DENVER -- Major League Baseball commissioner Rob Manfred placed added pressure on East Bay officials on Tuesday, intentionally or not, saying the process of keeping the Oakland Athletics from relocating is "at the end" and stating that "this is the decision point for Oakland as to whether they wanna have Major League Baseball moving forward."
The A's and MLB have deemed the site of the Coliseum, which has hosted the A's since 1968, a nonviable option and have prioritized building a waterfront ballpark in downtown Oakland at the Howard Terminal site. The Oakland City Council will consider a nonbinding term sheet for that project, in which the A's have proposed privately funding $1 billion, on July 20. If the votes don't go in their favor, the A's might look to relocate to Las Vegas, a city visited by team officials in recent months.
The A's current lease at what is now called RingCentral Coliseum runs through 2024. Manfred said calling the Las Vegas alternative a bluff "is a mistake."
"Las Vegas is a viable alternative for a major league club, and there are other viable alternatives that I haven't turned the A's loose to even explore at this point," Manfred said during a Q&A session with members of the Baseball Writers' Association of America on the morning of the All-Star Game.

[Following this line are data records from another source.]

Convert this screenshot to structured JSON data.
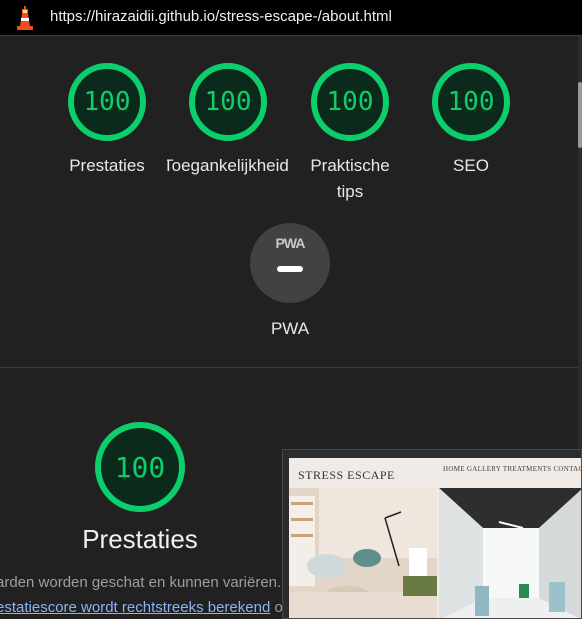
{
  "browser": {
    "url": "https://hirazaidii.github.io/stress-escape-/about.html"
  },
  "summary": {
    "gauges": [
      {
        "score": "100",
        "label": "Prestaties"
      },
      {
        "score": "100",
        "label": "Toegankelijkheid"
      },
      {
        "score": "100",
        "label": "Praktische tips"
      },
      {
        "score": "100",
        "label": "SEO"
      }
    ],
    "pwa": {
      "badge": "PWA",
      "label": "PWA"
    }
  },
  "performance": {
    "score": "100",
    "title": "Prestaties",
    "desc_line1": "arden worden geschat en kunnen variëren. H",
    "desc_link": "estatiescore wordt rechtstreeks berekend",
    "desc_after": " o"
  },
  "screenshot": {
    "logo": "STRESS ESCAPE",
    "nav": "HOME  GALLERY  TREATMENTS  CONTACT"
  },
  "colors": {
    "pass": "#0cce6b",
    "pass_track": "#0cce6b",
    "background": "#212121",
    "link": "#8ab4f8"
  }
}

Manfred, who represents the owners, said A's managing partner John Fisher "has done everything I've asked him to in terms of trying to keep the A's in Oakland, and more than I've asked him to do in terms of financial commitments."
"So we're gonna know one way or the other what's gonna happen in Oakland in the next couple months," Manfred added. "If you can't get a ballpark, I think the relocation process, whether it's Las Vegas or a broader array of cities that get considered, is gonna take on more pace."